The impact of climate change on GDP varies significantly between regions, with developing economies such as India suffering the most, said Carole Ferguson, head of investor research at CDP. "We started this exercise to see if we could capture the impact on global economy and the GDP is one of the biggest measures. However, it does not capture social wellbeing or other forms of capital. That is why we were interested in measuring the GDP as well as forecasted the use of energy over a longer time-period. The damage costs for developing economy are going to be huge, especially for countries like India, Bangladesh and the southern hemisphere. The trade-off is that you start investing, fix mitigation costs now to start avoiding large scale damage," Ferguson told Asset News.

While 2200 is a long way off, why should we care? The important thing here is the trajectory, said Ferguson. "According to our research, damages start around 2075. Sea level rise takes off at the end of the century because climate models are structured that way. The costs are anyway going to shoot up by 2050. Yes, $31trn is a long way off but by mitigating now, we are taking away the uncertainty," she explained.
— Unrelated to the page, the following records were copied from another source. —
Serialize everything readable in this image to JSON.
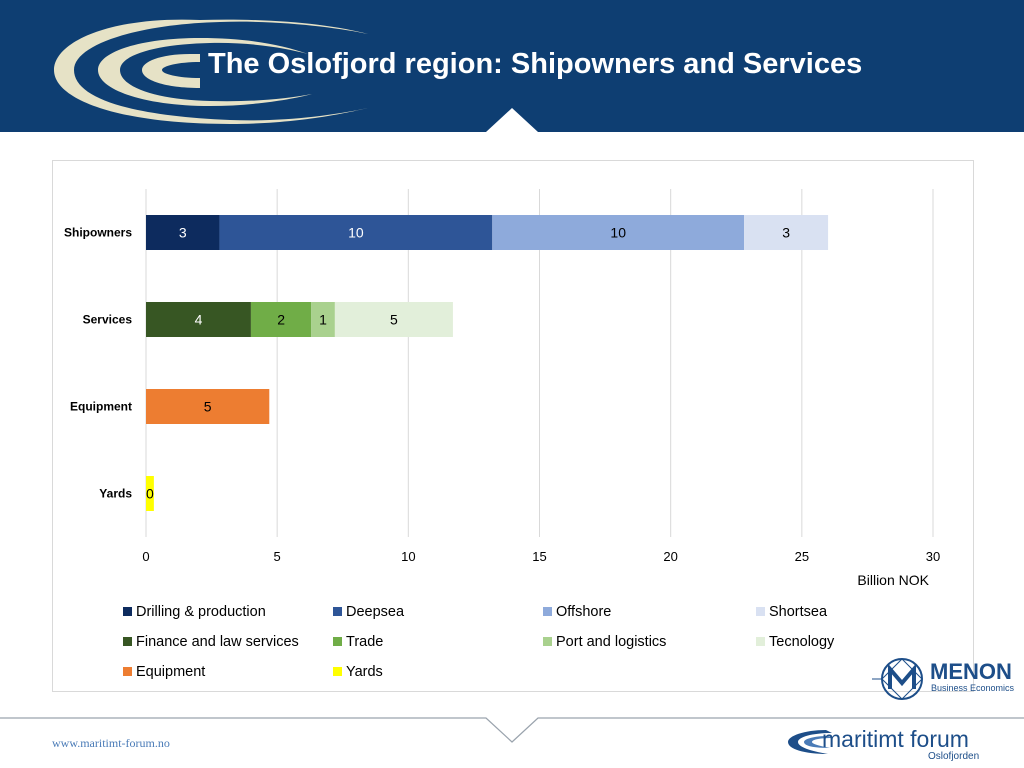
{
  "header": {
    "title": "The Oslofjord region: Shipowners and Services"
  },
  "colors": {
    "header_bg": "#0e3e72",
    "logo_cream": "#e6e2c6"
  },
  "chart_data": {
    "type": "bar",
    "orientation": "horizontal",
    "stacked": true,
    "categories": [
      "Shipowners",
      "Services",
      "Equipment",
      "Yards"
    ],
    "xlabel": "Billion NOK",
    "xlim": [
      0,
      30
    ],
    "xticks": [
      0,
      5,
      10,
      15,
      20,
      25,
      30
    ],
    "grid": true,
    "legend_position": "bottom",
    "segments": [
      {
        "category": "Shipowners",
        "name": "Drilling & production",
        "value": 2.8,
        "label": "3",
        "color": "#0d2b5e",
        "label_color": "#ffffff"
      },
      {
        "category": "Shipowners",
        "name": "Deepsea",
        "value": 10.4,
        "label": "10",
        "color": "#2e5597",
        "label_color": "#ffffff"
      },
      {
        "category": "Shipowners",
        "name": "Offshore",
        "value": 9.6,
        "label": "10",
        "color": "#8eaadb",
        "label_color": "#000000"
      },
      {
        "category": "Shipowners",
        "name": "Shortsea",
        "value": 3.2,
        "label": "3",
        "color": "#d9e1f2",
        "label_color": "#000000"
      },
      {
        "category": "Services",
        "name": "Finance and law services",
        "value": 4.0,
        "label": "4",
        "color": "#375623",
        "label_color": "#ffffff"
      },
      {
        "category": "Services",
        "name": "Trade",
        "value": 2.3,
        "label": "2",
        "color": "#70ad47",
        "label_color": "#000000"
      },
      {
        "category": "Services",
        "name": "Port and logistics",
        "value": 0.9,
        "label": "1",
        "color": "#a9d18e",
        "label_color": "#000000"
      },
      {
        "category": "Services",
        "name": "Tecnology",
        "value": 4.5,
        "label": "5",
        "color": "#e2efda",
        "label_color": "#000000"
      },
      {
        "category": "Equipment",
        "name": "Equipment",
        "value": 4.7,
        "label": "5",
        "color": "#ed7d31",
        "label_color": "#000000"
      },
      {
        "category": "Yards",
        "name": "Yards",
        "value": 0.3,
        "label": "0",
        "color": "#ffff00",
        "label_color": "#000000"
      }
    ],
    "legend": [
      {
        "name": "Drilling & production",
        "color": "#0d2b5e"
      },
      {
        "name": "Deepsea",
        "color": "#2e5597"
      },
      {
        "name": "Offshore",
        "color": "#8eaadb"
      },
      {
        "name": "Shortsea",
        "color": "#d9e1f2"
      },
      {
        "name": "Finance and law services",
        "color": "#375623"
      },
      {
        "name": "Trade",
        "color": "#70ad47"
      },
      {
        "name": "Port and logistics",
        "color": "#a9d18e"
      },
      {
        "name": "Tecnology",
        "color": "#e2efda"
      },
      {
        "name": "Equipment",
        "color": "#ed7d31"
      },
      {
        "name": "Yards",
        "color": "#ffff00"
      }
    ]
  },
  "logos": {
    "menon_name": "MENON",
    "menon_sub": "Business Economics",
    "menon_icon": "menon-m-diamond-icon",
    "maritimt_name": "maritimt forum",
    "maritimt_sub": "Oslofjorden",
    "maritimt_icon": "maritimt-swoosh-icon"
  },
  "footer": {
    "url": "www.maritimt-forum.no"
  }
}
Given the potential scale of damage costs and the implications for disruption in the global system, economic actors cannot just wait for the right regulatory policies to be put into place, underlined Ferguson. She added, “Policy makers, corporates and the financial system, which will be impacted, should be proactive in investing in mitigation and adaptation to avoid these high damage costs.”